Porto Rico peut se défaire du colonialisme
Un an après avoir obtenu votre liberté, vous continuez à lutter pour la liberté. Quelles sont vos projets ou suggestions pour l’indépendance de Puerto Rico ?
Notre objectif est maintenant celui de décoloniser Porto Rico. Et nous le disons de manière simple. Si nous aimons Porto Rico, si nous aimons notre culture, si nous aimons notre identité, si nous aimons notre mode de vie, alors il nous correspond de lutter pour Porto Rico et sa décolonisation. Une nation portoricaine est viable. Une nation portoricaine peut être créée et être une nation très forte. Nous avons à travailler avec tous pour faire ce que nous avons à faire.
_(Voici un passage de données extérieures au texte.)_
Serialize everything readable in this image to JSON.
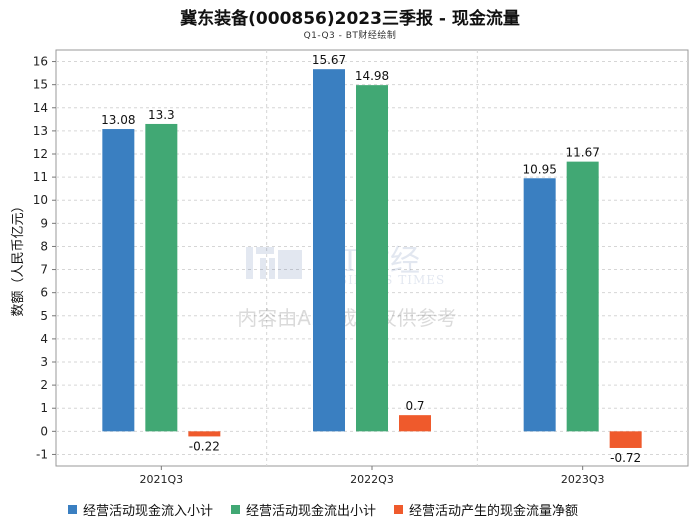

Nous avons des ressources humaines, naturelles et le potentiel pour transformer Porto Rico dans la nation qu’elle souhaite être. Nous sommes capables de le faire. Définitivement, nous lutterons jusqu’à notre dernier souffle pour faire de Porto Rico la nation qu’elle doit être. Nous devons lutter et nous battre, cela par amour, nous allons décoloniser le pays.
Le reste du monde ignore parfois les États-Unis, ou parfois ils deviennent leur allié. Ainsi, en ce moment un particulier, cela devrait rester entre les mains de l’Assemblée Générale de l’ONU, le fait de prendre une position et d’arrêter la colonisation de Porto Rico, en forçant le gouvernement des États-Unis à respecter les lois internationales. Parce que les lois internationales disent que le colonialisme est un crime contre l’humanité. Et le monde entier devrait soutenir Porto Rico dans ce problème de la colonisation.